A large part of the responsibility has to fall on Obama's already burdened shoulders. In a pattern that we have all become familiar with, he begins with lofty rhetoric, adopts a moderate position, unilaterally compromises when there is no partner for compromise and then proceeds to compromise on the compromise. The initial demand was for a halt to all settlement construction, then for a temporary freeze and this time - the compromise of the compromise - for a three month freeze outside of Jerusalem. This distressingly weak habit was aggravated this time around by picking the wrong issue - the Israeli government needs to stop settlement construction, but it would be very hard for any government, let alone Netanyahu's, to halt the JCBs. By picking this as a key issue Obama has forced Abbas into a position where he cannot negotiate whilst settlement construction is ongoing, leading us to the impasse we currently face.

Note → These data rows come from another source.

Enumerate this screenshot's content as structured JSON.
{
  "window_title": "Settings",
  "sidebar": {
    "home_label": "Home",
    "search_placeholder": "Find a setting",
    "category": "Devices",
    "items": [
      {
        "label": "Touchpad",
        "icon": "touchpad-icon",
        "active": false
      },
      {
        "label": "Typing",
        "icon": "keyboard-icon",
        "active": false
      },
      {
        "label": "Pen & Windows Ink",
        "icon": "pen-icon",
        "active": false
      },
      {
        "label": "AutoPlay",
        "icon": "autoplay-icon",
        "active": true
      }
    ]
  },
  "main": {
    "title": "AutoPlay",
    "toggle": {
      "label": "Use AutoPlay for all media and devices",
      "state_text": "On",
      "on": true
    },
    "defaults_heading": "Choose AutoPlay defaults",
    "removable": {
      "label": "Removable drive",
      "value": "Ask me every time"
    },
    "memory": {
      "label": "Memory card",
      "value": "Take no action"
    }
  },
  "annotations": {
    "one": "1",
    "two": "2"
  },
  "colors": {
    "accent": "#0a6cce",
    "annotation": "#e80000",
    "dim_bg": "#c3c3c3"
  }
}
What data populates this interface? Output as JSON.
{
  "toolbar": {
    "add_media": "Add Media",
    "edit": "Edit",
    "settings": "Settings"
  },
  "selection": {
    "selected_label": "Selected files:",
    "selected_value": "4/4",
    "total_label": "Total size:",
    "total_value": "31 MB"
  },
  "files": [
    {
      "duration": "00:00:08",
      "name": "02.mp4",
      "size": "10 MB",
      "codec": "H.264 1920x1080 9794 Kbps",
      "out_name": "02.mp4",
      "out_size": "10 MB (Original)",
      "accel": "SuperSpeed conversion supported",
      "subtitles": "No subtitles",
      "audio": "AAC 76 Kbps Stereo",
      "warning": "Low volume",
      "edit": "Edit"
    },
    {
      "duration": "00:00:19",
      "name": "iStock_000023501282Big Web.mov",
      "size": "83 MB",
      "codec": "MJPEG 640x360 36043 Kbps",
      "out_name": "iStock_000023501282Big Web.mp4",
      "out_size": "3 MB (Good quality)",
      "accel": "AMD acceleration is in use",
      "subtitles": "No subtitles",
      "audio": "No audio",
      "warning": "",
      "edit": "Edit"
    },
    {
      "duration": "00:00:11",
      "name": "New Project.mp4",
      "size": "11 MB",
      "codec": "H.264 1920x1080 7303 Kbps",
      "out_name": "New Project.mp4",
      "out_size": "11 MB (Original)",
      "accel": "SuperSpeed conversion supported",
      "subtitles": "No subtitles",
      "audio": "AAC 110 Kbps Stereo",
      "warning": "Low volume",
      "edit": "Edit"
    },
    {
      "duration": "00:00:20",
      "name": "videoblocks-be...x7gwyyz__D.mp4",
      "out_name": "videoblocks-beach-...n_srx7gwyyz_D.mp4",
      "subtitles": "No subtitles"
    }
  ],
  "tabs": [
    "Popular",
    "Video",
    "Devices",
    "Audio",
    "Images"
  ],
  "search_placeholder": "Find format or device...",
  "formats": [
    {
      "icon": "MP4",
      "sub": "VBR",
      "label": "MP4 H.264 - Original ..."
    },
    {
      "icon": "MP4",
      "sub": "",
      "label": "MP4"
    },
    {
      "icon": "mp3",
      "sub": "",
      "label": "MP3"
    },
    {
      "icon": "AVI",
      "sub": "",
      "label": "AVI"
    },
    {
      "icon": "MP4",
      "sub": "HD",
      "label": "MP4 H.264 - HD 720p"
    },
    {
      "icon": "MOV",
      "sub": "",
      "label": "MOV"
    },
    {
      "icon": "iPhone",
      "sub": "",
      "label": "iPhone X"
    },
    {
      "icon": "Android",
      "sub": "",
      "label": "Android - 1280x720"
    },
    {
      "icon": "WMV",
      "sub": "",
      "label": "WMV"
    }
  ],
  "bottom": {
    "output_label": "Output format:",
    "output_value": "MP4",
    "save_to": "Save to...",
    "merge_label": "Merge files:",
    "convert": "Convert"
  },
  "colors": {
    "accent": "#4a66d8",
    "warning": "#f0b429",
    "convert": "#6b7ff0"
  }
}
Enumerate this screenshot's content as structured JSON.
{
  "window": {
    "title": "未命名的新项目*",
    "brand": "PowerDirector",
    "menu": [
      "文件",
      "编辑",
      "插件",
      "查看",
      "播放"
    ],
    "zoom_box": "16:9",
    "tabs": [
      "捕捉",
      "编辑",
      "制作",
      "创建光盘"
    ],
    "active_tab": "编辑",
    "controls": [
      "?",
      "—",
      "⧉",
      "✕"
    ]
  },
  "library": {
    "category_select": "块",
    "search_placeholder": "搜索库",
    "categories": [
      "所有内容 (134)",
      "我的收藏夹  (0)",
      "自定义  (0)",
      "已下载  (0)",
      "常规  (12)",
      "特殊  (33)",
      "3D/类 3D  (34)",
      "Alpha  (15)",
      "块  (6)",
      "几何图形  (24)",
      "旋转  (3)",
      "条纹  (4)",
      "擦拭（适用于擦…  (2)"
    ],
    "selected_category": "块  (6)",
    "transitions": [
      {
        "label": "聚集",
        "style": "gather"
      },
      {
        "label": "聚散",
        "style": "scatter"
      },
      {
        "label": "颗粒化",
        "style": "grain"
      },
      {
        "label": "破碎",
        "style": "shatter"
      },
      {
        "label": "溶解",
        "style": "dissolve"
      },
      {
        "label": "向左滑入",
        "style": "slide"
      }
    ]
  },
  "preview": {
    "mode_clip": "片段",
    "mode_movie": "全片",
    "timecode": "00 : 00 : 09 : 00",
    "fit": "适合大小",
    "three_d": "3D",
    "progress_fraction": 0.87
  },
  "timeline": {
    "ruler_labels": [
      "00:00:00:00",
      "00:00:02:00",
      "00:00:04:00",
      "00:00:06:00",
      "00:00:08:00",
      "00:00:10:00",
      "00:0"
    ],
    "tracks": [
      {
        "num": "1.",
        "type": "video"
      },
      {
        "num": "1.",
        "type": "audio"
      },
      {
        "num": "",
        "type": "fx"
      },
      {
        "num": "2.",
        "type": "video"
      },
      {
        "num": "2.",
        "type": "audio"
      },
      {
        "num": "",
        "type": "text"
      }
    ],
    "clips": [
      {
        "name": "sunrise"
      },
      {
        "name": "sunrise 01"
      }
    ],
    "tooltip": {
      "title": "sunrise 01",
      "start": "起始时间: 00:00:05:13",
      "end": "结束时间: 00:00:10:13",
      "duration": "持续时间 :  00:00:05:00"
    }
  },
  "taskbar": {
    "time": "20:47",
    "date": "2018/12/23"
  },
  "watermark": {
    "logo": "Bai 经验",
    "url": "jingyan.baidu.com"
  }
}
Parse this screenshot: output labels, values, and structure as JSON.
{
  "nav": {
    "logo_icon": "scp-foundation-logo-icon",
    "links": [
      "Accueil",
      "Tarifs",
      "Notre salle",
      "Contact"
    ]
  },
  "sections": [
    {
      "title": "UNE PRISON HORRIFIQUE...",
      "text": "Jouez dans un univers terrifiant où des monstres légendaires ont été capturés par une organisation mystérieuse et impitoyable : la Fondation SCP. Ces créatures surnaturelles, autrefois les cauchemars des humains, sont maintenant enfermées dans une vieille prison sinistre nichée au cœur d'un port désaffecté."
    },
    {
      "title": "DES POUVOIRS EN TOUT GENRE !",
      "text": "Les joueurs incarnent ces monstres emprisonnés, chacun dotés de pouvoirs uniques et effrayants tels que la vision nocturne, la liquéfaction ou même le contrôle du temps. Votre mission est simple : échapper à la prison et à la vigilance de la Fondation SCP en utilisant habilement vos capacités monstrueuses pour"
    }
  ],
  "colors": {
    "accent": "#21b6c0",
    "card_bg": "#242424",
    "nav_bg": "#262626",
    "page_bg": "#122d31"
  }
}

He has forced both parties into a corner and has not given them a way out. Perhaps Obama is secretly trying to kill off Oslo, and in that case he has my support and I commend him for his excellent manipulation of the situation. If, however, he does not reject Oslo, this is incredibly misjudged. If, however, he does think that a mythical 'final status' agreement can be reached, then he is frustrating the entire process by only allowing negotiations to occur in short windows. He has given the Israeli government the ability to hold the entire process hostage, by creating a situation where Israeli far-right cooperation is required for either of the other two parties to legitimately and effectively participate in the negotiations.

Personally, I believe Obama was gambling on his initial demand for an unconditional settlement freeze. I think he believed he had a chance, a good chance, of forcing the Israeli government into at least paying lip service to this. If he had succeeded it would have established American dominance over the US government and given the Americans greater credibility down the line in forcing the Israelis into making other difficult choices. It also would have forced the settler movement into a position where it had to decide between the US alliance or continued construction. If the gamble had paid off, then the political environment would be markedly more hospitable for doves.

To defeat the settlers, however, required facing down Netanyahu and forcing him to choose between the US and the settler movement. It required will, a will Obama lacks, as well as the almost brain-dead stubbornness needed to play chicken with a blind opponent. It became a question of who would blink first and, as per usual, it was Obama.